His father glanced at him. "God forbid," he said quietly, and relapsed into silence.

"It is my fault," he sighed, "I should have fathomed Grove long ago. Blind, blind! He's eaten up with vanity. Fancies himself a Napoleon on the field of affairs. They've played shrewdly on that. I can see it now. He doesn't realize yet what they've done to him, nor how. He's been bewildered for weeks—and still confident that if he could get enough money he could carry it off. A fool and his money! Power in weak hands. They made a tool of him, a common tool. And we've got to pay through the nose. There's no choice—unless we get down to their level and run to cover like jackals."

"If you have proof of criminal acts, why don't you club them with that; make them disgorge?" Rod asked.

The older man shook his head.

"Only as a last resort. I'm not really sure I could. Moral certainty is not legal proof. There are moneys loaned to companies that are really dummies. It's rather complicated, and they are very clever. I hardly expected to make them contribute funds. The most I hoped for was to frighten them away from a receivership, force them out of the thing quietly. I shrink from a public scandal. They wouldn't, if they felt personally safe. They could make Grove a proper scapegoat. No, I've done the best that can be done."

The machine stopped before the club entrance. They went up to Norquay senior's rooms, and he produced a decanter and glasses and a siphon of soda.

He drained his glass and set it down. He leaned forward in his chair, his elbows on his knees, his face in his hands.

"I have a strange feeling of some crisis at hand," he said gloomily. "I have taken the ultimate precaution. Their game is stopped, I'm sure. Still—I have that uneasy feeling. I'm not a fanciful man. I never took much stock in premonitions. Childish. Nevertheless—I can depend on you absolutely, Rod? Eh? If anything happens to me you'll see this thing through? Because there's no one else—you understand how I feel about it, don't you?"

"Yes, pater," Rod said quietly. "I understand. But nothing's going to happen to you."

"I'm an old man," his father said. "I can't stand much strain. What's the time?

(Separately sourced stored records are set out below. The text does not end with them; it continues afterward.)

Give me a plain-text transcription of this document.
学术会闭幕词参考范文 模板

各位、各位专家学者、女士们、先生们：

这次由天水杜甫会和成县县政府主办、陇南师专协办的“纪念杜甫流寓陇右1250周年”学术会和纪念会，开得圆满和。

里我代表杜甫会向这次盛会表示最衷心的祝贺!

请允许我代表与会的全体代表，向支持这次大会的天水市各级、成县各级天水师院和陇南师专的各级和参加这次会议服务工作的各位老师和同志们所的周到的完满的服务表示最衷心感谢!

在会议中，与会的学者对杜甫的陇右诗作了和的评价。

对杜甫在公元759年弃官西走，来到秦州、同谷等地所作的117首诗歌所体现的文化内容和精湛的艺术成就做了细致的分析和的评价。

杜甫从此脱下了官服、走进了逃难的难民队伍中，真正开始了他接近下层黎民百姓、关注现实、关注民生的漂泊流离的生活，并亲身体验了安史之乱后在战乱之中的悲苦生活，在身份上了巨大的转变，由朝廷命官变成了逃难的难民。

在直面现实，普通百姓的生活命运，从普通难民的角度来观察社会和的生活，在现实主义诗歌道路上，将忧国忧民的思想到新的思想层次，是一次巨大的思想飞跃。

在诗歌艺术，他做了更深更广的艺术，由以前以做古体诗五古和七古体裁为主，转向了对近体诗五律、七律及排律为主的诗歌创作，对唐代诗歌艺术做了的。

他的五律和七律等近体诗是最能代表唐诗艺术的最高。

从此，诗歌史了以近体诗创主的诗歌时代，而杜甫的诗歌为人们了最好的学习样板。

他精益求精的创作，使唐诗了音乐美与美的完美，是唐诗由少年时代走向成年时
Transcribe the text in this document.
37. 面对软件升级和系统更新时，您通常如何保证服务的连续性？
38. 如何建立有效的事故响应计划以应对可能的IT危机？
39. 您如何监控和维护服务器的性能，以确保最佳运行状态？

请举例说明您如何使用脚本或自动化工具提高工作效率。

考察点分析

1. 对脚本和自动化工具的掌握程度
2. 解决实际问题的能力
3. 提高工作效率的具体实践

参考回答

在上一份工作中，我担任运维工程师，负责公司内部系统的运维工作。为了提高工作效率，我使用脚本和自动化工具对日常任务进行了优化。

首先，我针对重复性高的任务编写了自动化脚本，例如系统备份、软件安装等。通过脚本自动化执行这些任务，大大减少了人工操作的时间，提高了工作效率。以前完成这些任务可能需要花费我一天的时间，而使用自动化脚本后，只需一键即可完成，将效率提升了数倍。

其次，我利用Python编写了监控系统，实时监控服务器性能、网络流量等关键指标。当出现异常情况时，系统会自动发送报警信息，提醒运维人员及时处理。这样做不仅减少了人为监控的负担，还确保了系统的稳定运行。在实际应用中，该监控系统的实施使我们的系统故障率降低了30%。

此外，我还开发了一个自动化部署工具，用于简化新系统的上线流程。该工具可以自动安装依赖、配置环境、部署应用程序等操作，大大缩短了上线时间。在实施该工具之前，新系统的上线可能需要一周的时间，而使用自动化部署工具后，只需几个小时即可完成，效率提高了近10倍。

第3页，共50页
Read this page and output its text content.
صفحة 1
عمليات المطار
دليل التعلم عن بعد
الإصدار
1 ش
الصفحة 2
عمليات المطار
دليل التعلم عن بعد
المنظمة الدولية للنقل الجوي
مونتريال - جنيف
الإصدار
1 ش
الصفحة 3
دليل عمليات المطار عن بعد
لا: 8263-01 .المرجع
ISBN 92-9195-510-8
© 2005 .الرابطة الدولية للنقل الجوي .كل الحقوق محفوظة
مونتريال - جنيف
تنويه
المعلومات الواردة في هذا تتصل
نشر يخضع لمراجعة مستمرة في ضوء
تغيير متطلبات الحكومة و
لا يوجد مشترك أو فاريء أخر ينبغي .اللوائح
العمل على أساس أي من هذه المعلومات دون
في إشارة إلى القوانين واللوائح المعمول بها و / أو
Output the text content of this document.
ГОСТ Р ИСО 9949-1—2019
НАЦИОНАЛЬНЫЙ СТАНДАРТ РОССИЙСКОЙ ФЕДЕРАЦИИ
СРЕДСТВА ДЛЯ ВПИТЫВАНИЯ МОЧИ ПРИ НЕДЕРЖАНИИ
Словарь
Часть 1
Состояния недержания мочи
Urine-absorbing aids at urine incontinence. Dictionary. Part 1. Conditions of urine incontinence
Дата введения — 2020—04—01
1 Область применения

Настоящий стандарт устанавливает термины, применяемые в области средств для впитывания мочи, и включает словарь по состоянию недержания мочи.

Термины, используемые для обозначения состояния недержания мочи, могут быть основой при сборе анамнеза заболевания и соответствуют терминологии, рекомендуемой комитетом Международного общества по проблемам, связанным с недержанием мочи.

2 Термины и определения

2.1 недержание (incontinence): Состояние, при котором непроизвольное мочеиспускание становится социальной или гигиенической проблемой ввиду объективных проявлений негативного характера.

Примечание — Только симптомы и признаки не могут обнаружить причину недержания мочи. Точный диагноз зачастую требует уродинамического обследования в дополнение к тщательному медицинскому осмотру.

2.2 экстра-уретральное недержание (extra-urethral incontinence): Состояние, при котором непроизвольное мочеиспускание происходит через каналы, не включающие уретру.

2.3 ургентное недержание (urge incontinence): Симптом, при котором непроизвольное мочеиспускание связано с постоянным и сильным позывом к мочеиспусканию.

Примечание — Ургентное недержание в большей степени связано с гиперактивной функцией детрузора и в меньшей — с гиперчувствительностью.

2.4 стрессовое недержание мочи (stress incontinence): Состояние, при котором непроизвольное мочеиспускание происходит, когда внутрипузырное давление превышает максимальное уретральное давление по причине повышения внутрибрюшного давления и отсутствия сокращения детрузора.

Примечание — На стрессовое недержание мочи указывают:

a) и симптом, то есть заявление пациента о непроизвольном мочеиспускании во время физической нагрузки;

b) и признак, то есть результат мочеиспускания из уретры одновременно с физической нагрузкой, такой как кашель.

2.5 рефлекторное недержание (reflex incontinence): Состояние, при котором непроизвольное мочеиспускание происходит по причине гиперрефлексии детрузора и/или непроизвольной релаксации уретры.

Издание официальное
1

We'd better be getting back."

Sometime during the luncheon hour the original shareholders and directors of the Norquay Trust Company completed the last task they would ever perform in that capacity at that great table. They took their scowling faces one by one from the room. The final exit was made by John P. Wall, rotund-bellied, imperturbable, unmoved to the last.

He paused in the doorway to relight his cigar.

"Well, Norquay senior," he said casually, "I have to admire your nerve—but your judgment is damn poor. A man may lose his money. Only a bloomin' idiot gives it away."